In light of lockdown restrictions continuing to be lifted and organisations planning to reopen, the UK Information Commissioner's Office ("ICO") has outlined six steps businesses in the UK will need to consider when using personal data, and especially health personal data, as a part of their COVID-19 recovery plans.
The six steps do not represent new regulations but they are considerations that businesses need to keep in mind in order to demonstrate compliance with their data protection obligations under the General Data Protection Regulation and the Data Protection Act 2018.
The six steps are:
1. Only collect and use what's necessary
Businesses should only collect and use people's health data which is necessary to keep their staff safe.
The ICO recommends that before businesses collect additional data, they should consider how collecting extra personal information will help keep the workplace safe and if they really need the information, or if it is possible to achieve the same result without collecting additional personal data.
If businesses decide to introduce symptom checking or testing of their staff and / or visitors, there are additional requirements that businesses need to follow. These include identifying a lawful basis for collecting and using the information collected and, if they are processing health data on a large scale, conducting a data protection impact assessment. The ICO has published a list of frequently asked questions in relation to employee testing which can be a helpful resource and we are running a global series Back to Business – Employment & Benefits Global Broadcast Series which covers key legal concerns that employers now need to consider in different jurisdictions, such as workplace health and safety, testing and privacy.
2. Keep it to a minimum
When collecting information, including about people's COVID-19 symptoms or any related test results, businesses should only collect the minimum personal information needed to implement their measures appropriately and effectively (data minimisation).
Businesses should not collect personal data that they don't need and should consider carefully for how long the additional personal data collected needs to be held for.
3. Be clear, open and honest with staff about their data
Businesses should be open with their staff about how the information collected about the staff will be used and why the business wishes to collect the additional personal information, including what the implications for the staff might be of providing the additional personal information (e.g. that they might not be able to work from the office for some time if they have COVID-19 symptoms).
Business should also let employees know who they will share this information with (e.g. insurers, the landlord and other tenants of shared office spaces, regulators) and for how long they intend to keep it. Business can do this by amending their existing privacy notice or creating a new privacy notice specifically for COVID-19.
4. Treat people fairly
If businesses are making decisions about staff based on the health information collected, they must make sure that their approach is fair. In particular, the ICO cautions against any detriment employees might suffer as a result of the data collection policy (e.g. discrimination against vulnerable individuals, carers or employees who have multiple jobs).
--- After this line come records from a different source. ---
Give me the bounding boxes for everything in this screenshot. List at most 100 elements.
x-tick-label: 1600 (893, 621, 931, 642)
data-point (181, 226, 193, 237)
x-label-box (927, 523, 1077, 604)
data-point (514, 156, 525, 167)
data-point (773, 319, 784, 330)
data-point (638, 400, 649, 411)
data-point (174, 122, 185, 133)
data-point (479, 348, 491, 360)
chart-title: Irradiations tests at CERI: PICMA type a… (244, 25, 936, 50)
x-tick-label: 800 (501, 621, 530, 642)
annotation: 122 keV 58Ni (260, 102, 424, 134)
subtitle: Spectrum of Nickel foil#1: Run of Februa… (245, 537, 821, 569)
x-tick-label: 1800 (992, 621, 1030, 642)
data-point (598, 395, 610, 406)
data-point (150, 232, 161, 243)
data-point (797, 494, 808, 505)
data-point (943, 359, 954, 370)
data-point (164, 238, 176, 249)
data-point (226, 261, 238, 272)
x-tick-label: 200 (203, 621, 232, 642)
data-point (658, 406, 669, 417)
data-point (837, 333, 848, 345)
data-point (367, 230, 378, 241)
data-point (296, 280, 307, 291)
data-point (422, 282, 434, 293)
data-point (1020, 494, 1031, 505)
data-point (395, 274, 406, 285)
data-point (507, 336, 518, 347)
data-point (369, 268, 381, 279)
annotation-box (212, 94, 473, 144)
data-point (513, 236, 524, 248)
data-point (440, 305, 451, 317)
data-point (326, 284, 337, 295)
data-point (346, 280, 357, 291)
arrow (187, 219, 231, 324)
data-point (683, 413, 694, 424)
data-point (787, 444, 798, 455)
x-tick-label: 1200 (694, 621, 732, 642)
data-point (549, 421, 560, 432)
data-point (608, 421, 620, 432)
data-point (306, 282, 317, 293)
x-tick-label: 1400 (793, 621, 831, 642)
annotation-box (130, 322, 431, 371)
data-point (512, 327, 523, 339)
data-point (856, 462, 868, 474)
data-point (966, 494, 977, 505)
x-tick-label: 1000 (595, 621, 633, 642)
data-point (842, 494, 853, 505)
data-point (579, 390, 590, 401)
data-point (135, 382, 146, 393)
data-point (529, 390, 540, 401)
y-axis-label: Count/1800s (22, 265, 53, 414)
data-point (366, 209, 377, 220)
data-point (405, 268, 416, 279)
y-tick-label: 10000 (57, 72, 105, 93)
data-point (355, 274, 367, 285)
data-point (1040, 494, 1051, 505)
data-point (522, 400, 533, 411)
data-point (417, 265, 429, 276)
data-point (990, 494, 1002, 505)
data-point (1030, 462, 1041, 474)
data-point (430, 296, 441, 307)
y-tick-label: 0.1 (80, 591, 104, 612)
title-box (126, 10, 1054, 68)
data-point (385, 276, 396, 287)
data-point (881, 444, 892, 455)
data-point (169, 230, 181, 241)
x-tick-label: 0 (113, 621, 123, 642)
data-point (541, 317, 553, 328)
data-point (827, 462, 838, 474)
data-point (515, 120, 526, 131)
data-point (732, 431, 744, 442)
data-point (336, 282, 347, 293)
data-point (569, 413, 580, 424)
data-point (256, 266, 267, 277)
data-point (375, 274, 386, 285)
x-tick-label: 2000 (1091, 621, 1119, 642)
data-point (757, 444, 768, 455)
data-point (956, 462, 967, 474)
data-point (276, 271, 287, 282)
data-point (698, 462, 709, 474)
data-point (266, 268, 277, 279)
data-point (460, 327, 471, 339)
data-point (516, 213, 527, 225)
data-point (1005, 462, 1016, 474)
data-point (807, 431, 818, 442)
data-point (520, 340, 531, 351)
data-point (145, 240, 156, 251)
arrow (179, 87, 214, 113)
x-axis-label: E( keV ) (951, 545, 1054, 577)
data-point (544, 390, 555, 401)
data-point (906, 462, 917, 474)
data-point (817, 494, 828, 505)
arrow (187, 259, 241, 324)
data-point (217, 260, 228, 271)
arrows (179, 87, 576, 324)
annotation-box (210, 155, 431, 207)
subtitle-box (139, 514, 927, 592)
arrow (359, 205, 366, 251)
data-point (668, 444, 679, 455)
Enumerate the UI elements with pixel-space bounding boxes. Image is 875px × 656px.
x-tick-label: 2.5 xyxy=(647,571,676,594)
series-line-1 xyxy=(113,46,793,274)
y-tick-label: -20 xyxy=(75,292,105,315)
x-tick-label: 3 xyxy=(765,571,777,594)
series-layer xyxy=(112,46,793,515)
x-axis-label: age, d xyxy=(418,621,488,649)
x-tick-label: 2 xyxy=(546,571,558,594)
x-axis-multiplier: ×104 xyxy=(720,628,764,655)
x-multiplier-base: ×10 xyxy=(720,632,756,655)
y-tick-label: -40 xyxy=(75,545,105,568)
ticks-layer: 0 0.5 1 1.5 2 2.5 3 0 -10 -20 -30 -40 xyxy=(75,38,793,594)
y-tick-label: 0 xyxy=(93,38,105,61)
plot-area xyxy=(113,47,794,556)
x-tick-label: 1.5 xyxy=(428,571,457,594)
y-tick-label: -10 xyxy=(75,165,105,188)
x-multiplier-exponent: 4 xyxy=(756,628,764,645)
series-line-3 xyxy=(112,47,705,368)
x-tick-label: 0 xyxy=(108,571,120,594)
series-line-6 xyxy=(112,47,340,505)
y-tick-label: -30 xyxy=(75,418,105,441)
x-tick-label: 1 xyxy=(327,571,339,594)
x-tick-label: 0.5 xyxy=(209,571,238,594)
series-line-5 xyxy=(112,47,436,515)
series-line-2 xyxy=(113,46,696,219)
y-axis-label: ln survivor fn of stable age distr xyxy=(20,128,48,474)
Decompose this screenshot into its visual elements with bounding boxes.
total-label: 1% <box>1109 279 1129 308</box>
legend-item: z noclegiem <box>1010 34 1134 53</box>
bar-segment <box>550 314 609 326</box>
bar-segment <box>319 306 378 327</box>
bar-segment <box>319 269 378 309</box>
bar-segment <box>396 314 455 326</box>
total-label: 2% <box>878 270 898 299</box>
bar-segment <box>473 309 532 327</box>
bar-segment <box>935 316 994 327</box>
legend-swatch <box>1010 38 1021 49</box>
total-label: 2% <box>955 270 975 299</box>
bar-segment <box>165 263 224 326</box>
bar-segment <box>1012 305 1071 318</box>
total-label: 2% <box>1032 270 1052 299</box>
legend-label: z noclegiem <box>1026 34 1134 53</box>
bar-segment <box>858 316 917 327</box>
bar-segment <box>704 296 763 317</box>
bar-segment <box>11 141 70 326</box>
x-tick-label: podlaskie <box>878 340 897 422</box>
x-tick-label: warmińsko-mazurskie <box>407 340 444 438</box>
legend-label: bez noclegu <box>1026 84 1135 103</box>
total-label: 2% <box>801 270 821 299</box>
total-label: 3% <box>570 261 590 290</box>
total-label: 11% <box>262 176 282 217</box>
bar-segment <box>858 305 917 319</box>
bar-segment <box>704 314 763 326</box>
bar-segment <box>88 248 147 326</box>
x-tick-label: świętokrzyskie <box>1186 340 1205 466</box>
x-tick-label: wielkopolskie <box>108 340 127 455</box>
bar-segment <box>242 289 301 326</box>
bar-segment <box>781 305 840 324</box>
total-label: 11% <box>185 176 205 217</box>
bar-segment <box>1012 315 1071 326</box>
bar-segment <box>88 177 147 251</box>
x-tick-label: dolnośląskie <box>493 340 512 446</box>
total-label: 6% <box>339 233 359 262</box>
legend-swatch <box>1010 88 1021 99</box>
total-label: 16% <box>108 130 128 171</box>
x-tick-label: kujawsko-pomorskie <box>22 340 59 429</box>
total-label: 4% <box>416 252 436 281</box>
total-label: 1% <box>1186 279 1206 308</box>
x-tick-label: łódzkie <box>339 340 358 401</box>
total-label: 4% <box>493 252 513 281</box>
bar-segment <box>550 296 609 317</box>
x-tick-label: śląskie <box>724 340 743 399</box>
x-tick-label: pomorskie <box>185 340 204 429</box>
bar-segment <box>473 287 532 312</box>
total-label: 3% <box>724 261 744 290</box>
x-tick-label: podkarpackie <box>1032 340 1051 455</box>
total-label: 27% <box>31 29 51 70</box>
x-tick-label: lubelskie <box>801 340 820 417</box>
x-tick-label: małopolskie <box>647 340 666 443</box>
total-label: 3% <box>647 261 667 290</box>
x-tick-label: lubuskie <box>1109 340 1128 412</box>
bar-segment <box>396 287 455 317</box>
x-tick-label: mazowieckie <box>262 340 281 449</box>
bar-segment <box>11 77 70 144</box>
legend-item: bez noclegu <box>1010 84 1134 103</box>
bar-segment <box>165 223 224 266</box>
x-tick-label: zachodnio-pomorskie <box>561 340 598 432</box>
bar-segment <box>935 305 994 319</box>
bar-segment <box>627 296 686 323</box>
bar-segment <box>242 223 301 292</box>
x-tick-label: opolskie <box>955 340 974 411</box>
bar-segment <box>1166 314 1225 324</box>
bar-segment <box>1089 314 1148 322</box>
5. Keep people's information secure
The ICO reminds businesses that any personal data they hold must be kept securely, only held for as long as is necessary and deleted or (if applicable) anonymised in accordance with their data retention policy.
6. Staff must be able to exercise their information rights
The ICO expects businesses to inform individuals about their rights in relation to their personal data, such as the right of access or rectification. The ICO reminds businesses that staff must have the option to exercise those rights if they wish to do so, and to discuss any concerns they may have.